Mars Has Un-Earthly Wind Ripple Dunes
It’s been known for decades that sand dunes cover many areas of Mars, but new findings show that these dunes are covered with two sizes of wind ripples – a phenomena that doesn’t exist on Earth and occurs on Mars because of its low-density atmosphere, according to a study that includes a Texas A&M University researcher.
Ryan Ewing, assistant professor in the Department of Geology and Geophysics at Texas A&M, along with A&M undergraduate student Matt Ballard, and colleagues from the California Institute of Technology, John Hopkins University, University of California-Santa Cruz, the University of Texas, Western Washington University, University of California-Davis, the Planetary Science Institute in Tucson, Ariz., Imperial College of London and NASA have had their work published in the current issue of Science magazine.
Using images and data collected by NASA’s Mars rover Curiosity, the team found that winds on Mars produce two distinct sizes of wind ripples – ripples are similar in shape to sand dunes, but much smaller in size. The smallest ripples are spaced about 4 inches apart and appear to be like wind ripples that form on Earth. The larger ripples are about 1 foot high, spaced about 10 feet apart and are unlike any ripple found on Earth. It appears these large ripples are quite common on the Red Planet.

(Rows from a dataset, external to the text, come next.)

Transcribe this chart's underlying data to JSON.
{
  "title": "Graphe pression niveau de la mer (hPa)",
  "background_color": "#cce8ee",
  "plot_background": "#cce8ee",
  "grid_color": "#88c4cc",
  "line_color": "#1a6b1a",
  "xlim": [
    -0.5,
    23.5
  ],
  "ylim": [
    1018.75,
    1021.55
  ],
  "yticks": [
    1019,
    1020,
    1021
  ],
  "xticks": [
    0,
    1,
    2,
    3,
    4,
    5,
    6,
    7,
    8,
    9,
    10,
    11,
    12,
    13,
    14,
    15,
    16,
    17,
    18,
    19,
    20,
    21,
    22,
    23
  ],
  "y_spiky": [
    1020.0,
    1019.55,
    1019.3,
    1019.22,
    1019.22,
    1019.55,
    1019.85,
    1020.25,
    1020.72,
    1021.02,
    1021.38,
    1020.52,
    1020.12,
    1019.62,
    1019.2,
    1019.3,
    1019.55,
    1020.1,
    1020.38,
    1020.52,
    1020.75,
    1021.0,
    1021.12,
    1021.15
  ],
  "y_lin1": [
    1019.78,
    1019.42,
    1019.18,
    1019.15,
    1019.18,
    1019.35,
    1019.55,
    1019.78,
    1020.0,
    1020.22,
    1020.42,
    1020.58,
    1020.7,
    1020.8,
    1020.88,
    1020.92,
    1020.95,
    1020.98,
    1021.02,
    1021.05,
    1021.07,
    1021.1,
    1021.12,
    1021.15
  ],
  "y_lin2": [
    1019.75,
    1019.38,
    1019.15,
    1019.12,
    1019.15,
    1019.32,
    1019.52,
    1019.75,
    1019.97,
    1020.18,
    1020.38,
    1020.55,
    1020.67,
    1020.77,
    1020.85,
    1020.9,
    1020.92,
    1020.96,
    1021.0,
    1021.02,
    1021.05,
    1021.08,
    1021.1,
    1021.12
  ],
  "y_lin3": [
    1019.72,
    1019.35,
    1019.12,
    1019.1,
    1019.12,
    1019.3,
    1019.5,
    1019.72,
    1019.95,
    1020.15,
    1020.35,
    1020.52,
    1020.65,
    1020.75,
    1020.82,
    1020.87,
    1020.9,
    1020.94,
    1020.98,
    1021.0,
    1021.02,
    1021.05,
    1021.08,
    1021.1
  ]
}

“We knew the large ripples were all over Mars,” says Ewing.
“We and other researchers had detected them in many locations using satellite data, but this is the first time we’ve seen them up close. We weren’t sure we’d see the small ripples on top of the big ripples and when we did we knew we had something different than exists on Earth.” They think the reason the big ripples exist on Mars and not Earth is because Mars’ atmosphere is less dense – about 60 times less dense.
“That means the sand grains react to the wind differently than they would here on Earth.”
Although the smaller ripples have a familiar-Earth like shape, the larger ripples don’t look like typical ripples formed by wind, Ewing explains. Rather than being very straight and having a low profile, these ripples are sinuous and winding and have steep slopes, which, the team recognized, is much more like ripples formed in water. Although they appear to have been shaped by water, the team knows that is definitely not how they were formed.
“The ripples look like they were formed by water, but we know these ripples are active in today’s winds on Mars,” Ewing notes. “But we think some of the same physics that applies to water ripples also applies to these Martian ripples.”
The team concluded that the ripples form by drag in the wind, similar to how ripples in water form. Ewing says that this can happen because the low density of Mars atmosphere. They determined that because the ripple size depends on the density of the atmosphere, if they existed in Mars’ ancient history, they could be telling of Mars’ past atmosphere and climate.
Ewing says that analyses of sandstone rocks from another location on Mars shows evidence that the ripples existed on Mars about 3.7 billion years ago.
“Finding evidence of these ripples in the rocks tells us that Mars has had a thin atmosphere for a long time,” he adds.
“It has been interesting learning about processes on Mars that are happening today and that can tell us something about Mars’ ancient past. It is how a lot of geology is done on Earth and now we are applying this to Mars.”
He adds that “we are learning more about climatic and sedimentary processes, which are two key topics currently driving Martian science.”